Hey @Beto… my Arduino Pro Micro (chinesy clone) has arrived, and after having some issues with it on Linux due to it being a 5v clone without the J1 jumper soldered :-/ … and very recent versions of ModemManager interfering with uploads to devices like Arduino Micros … I got it working just fine with your sample code unchanged, and the following platformio.ini (as I didn’t need to use my USBAsp to program it… although I did until I figured out WTH was going on with it on linux.) Arduino enumerates as a USB mouse, and the joystick moves the cursor around the screen and button left clicks on both Linux and Windows.
Thanks for the reply!
Your board is exactly the same as mine, so i think the key to solve this big problem is the line:
In the platformio.ini.
I’ll order another board in AliExpress to test with this configuration.
I see that Tennsy 2.0 also uses ATMEGA32u4 and is easier to program as it has a button to do so, i will get one Teensy 2.0 too.
Please let me know how you go with the Teensy 2… I have a Teensy 3.5 & 3.6 and love them… so I might end up doing the same also.
I’m actually wondering how you got the code to compile without the lib_deps line in the first place… did you install the library manually or into global storage, instead of letting platformio manage it?
All right, as soon as i get the Teensy 2.0 i will post some tests here.
I used the Platformio Library Manager to install the mouse and keyboard libraries, when i Ctrl+click in the include mouse.h the Platformio opens the mouse.h code, so the pio sees the library, i wonder if the line in the platformio.ini will work.

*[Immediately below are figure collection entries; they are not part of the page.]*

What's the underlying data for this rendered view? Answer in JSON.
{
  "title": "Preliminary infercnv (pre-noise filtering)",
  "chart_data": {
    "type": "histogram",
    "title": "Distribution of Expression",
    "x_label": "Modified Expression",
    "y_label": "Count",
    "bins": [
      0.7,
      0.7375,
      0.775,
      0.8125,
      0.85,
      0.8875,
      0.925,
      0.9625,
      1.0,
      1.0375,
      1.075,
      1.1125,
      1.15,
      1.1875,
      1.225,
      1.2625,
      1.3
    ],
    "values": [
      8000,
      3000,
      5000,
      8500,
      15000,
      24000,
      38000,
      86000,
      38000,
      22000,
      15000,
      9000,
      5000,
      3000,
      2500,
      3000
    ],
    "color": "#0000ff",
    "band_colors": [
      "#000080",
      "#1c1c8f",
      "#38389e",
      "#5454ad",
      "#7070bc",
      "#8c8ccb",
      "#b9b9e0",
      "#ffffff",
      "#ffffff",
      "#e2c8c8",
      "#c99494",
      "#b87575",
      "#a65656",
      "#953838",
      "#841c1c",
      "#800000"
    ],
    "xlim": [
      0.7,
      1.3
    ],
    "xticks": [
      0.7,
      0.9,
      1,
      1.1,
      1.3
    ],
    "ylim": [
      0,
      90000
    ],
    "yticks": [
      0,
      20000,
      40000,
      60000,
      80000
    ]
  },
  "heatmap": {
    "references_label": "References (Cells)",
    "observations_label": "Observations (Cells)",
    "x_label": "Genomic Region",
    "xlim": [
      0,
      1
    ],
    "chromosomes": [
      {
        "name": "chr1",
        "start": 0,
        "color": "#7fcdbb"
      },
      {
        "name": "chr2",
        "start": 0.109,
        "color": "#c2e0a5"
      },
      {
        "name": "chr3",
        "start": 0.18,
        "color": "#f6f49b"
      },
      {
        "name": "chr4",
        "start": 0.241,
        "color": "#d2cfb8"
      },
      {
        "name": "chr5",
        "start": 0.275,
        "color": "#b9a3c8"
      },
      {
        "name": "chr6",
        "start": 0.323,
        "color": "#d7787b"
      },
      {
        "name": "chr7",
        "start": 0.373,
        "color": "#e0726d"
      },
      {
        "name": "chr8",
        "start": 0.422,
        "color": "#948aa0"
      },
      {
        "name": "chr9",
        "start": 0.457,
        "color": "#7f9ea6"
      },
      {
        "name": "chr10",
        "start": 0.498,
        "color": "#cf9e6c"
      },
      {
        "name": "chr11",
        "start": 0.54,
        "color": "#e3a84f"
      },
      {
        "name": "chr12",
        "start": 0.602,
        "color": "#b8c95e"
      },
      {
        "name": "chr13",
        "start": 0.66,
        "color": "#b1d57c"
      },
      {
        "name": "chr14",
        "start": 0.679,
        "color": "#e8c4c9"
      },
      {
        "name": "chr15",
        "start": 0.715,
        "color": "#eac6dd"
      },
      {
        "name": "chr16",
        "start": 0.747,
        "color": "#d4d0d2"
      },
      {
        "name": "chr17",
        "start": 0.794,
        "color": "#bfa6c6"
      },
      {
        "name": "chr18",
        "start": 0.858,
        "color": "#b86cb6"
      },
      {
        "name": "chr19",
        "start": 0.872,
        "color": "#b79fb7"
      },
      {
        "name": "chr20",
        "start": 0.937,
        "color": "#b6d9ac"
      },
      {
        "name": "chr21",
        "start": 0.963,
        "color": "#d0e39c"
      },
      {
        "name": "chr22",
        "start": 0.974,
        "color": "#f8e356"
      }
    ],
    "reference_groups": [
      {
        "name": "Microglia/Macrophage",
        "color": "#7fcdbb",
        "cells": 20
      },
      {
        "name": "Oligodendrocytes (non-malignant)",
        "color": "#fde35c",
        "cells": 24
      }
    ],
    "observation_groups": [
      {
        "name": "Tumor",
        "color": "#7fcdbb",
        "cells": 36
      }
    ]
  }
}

I found the solution to my AVR + WiFi101 library problem here.
IMO, PlatformIO should change the default for this lib_archive setting from ‘yes’ to ‘no’. WiFi101 is a very commonly used library in the Arduino AVR space. The Arduino WiFi shield and the Adafruit WiFi boards are all based on this chip and library that uses “weak” bindings at link time. Surely it can’t be the only Arduino library that does this? The worst part is that the library compiles with the lib_archive set to ‘yes’ or ‘no’, but it hangs in a loop when attempting to connect to the AP unless you override lib_archive to ‘no’. This is a serious failure to deliver seamless portability from the Arduino IDE to PlatformIO. I struggled with this problem for months - giving up on PIO several times. Please seriously consider making PlatformIO fully Arduino IDE and toolchain compatible even at the cost of some inefficiency.
That assumes that someone on the PIO team reviews every Arduino library to see if it’s using the ‘weak’ attribute and then sets lib_archive appropriately on a per-library basis. If there is a run-time way for PIO to detect a library’s use of the ‘weak’ feature, I guess that would be fine. However, I suspect the only universally safe answer is to make the default be ‘lib_archive = no’ for all Arduino libraries. The link step may take a bit longer but that’s a small price to pay versus the extreme pain (and negative opinions of PIO) caused by generating code that compiles and links but then doesn’t run correctly.
Agreed… I don’t know the time implications… so can’t comment there, but if we’re talking about milliseconds or a second in regards to the entire build, in the grand scheme of things, it’s nothing. But yes, either way, Arduino compatibility is of importance, so defaults need to be for that wherever possible.